The Tax Inspector
- First edition cover
- Author: Peter Carey
- Language: English
- Publisher: University of Queensland Press
- Publication date: 1991
- Publication place: Australia
- Media type: Print (hardback & paperback)
- Preceded by: Oscar and Lucinda
- Followed by: The Unusual Life of Tristan Smith

= The Tax Inspector =

Novel by Peter Carey

The Tax Inspector is a 1991 novel by Peter Carey, published in Australia by the University of Queensland Press, in the UK by Faber & Faber and, at the start of 1992, by A. A. Knopf in the US. Its barbed portrayal of a dysfunctional New South Wales family brought the author strong national criticism.

==Plot==
Catchprice Motors is a terminally run-down used car business founded by 'Cacka' Catchprice and his wife Frieda in the 1940s but now resembling nothing more than a "badly tended family grave". The business is in Franklin, New South Wales, which used to be a country town twenty miles from Sydney.
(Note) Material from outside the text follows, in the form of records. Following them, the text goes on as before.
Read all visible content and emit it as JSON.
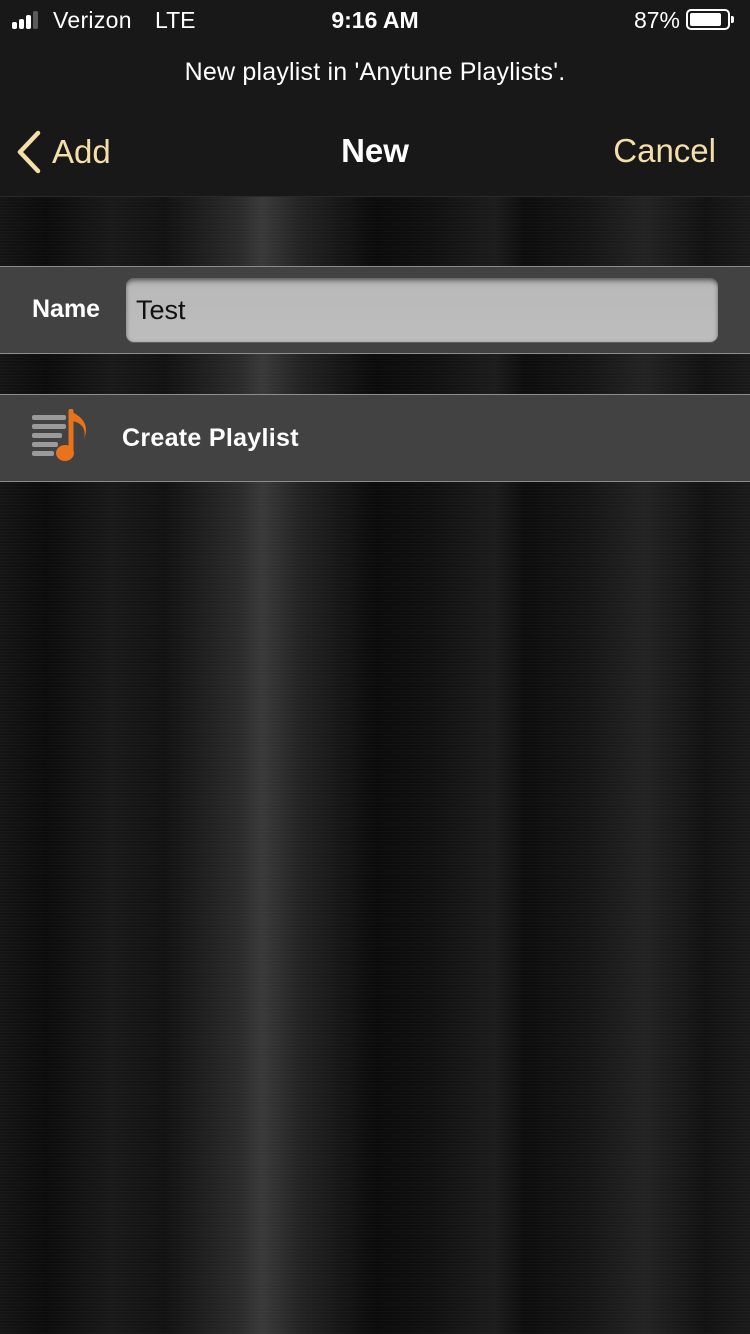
{
  "status_bar": {
    "carrier": "Verizon",
    "network": "LTE",
    "time": "9:16 AM",
    "battery_text": "87%",
    "battery_level": 0.87,
    "signal_bars_active": 3,
    "signal_bars_total": 4
  },
  "prompt": {
    "text": "New playlist in 'Anytune Playlists'."
  },
  "nav": {
    "back_label": "Add",
    "title": "New",
    "cancel_label": "Cancel",
    "back_icon": "chevron-left-icon"
  },
  "form": {
    "name_label": "Name",
    "name_value": "Test"
  },
  "actions": {
    "create_label": "Create Playlist",
    "create_icon": "playlist-music-icon"
  },
  "colors": {
    "accent": "#f5dfa9",
    "icon_orange": "#e8731a",
    "icon_gray": "#9a9a9a",
    "row_background": "#424242"
  }
}
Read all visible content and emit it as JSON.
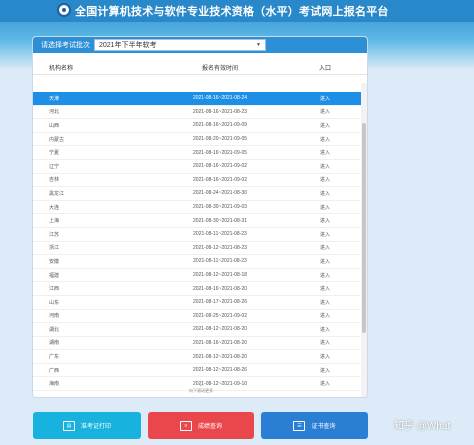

Since then Sydney has swollen in size and Franklin finds itself only two miles beyond the outermost suburbs; it too has become built up and is largely inhabited by indigent immigrants. Responsibility for running the business rests mainly with Frieda's daughter Cathy, an aspiring Country and Western singer, and her manager husband, Howie McPherson, a "Rockabilly throwback" with pencil-line moustache and ducktail haircut.

All of the Catchprice children were abused when young and are dysfunctional in their various ways. Their mother Frieda, who had turned a blind eye to Cacka's behaviour while he was alive, would rather have run a flower farm on their plot. Cathy was brought up on opera but now writes her own country material and longs to be on the road with her band. Of her brothers, Mort works as a morose mechanic, in denial about his upbringing. The younger brother, Jack, has left for Sydney and a successful career as a property developer. Mort has two sons, as abused by him as he by his father. The elder has escaped to join a Hare Krishna ashram in Sydney; though he has changed his name from Johnny to Vishnabarnu, he remains a Catchprice at the beck and call of his family. The mentally unstable younger son, Benny, was the only one in the family to be content until he is sacked from the business for inefficiency. His condition then worsens into delusion.

Into this scenario enters Maria Takis, the Tax Inspector, who takes vengeful pleasure in investigating the affairs of the rich and privileged. Unmarried and eight months pregnant, she has now been sidelined into auditing the finances of Catchprice Motors. By doing so she acts as the catalyst that destabilises the lives of all the family members and forces them to acknowledge what the past has made of them. Jack falls in love with her and is ready to renounce his affluent lifestyle. Cathy at last makes the decision to quit the business and follow her dream. Frieda believes the remedy for her increasingly senile confusion is to dynamite the garage.

Benny too believes he is in love with Maria and kidnaps her. As the buildings blow up about the waterlogged cellar in which he has his den, Maria gives birth and bludgeons Benny to death in order to save her child.

==Responses==
The Tax Inspector was Peter Carey's first novel following Oscar and Lucinda, which had won the Booker Prize in 1988. Begun as a reaction to hearing the then premier of Queensland declare his intention to cut the taxes of the affluent classes, his "nihilistic Gothic saga" went through twelve drafts and raised controversy for its references to child abuse and its criticism of high level corruption. As a result, Carey was described as a "national conscience" by one critic and accused of being anti-Australian by others.

Assessments in general praised the quality of the writing while criticising the story's shortcomings. Francine Prose, for example, reviewing the book for The New York Times, commented that "to summarize the novel's characters or its twisted plot is to risk making the book sound simply cartoonish, quirky and grotesque". However, the author's style is admirable. "Peter Carey writes beautiful sentences, worked on but not labored; his descriptive passages sweep us along and leave us in some felicitous, unanticipated place."

Returning to the novel a decade later, David Carroll found himself broadly in agreement as to the persuasiveness of Carey's writing. He "concentrates on the characters and their stories, conveying his wonderful knack for detail and the twisted yet compelling logic that underpins his societies", but for all that "the novel didn't really work". "Why is it," he quotes Richard Glover complaining in his review of The Tax Inspector on its first appearance, and drawing a parallel with the 1990s fashion for demented murderers, "Why is it…that every time I pick up a literary novel these days, I seem to end up in some cellar with a demented sexual pervert?" (The Sydney Morning Herald, 27/7/1991).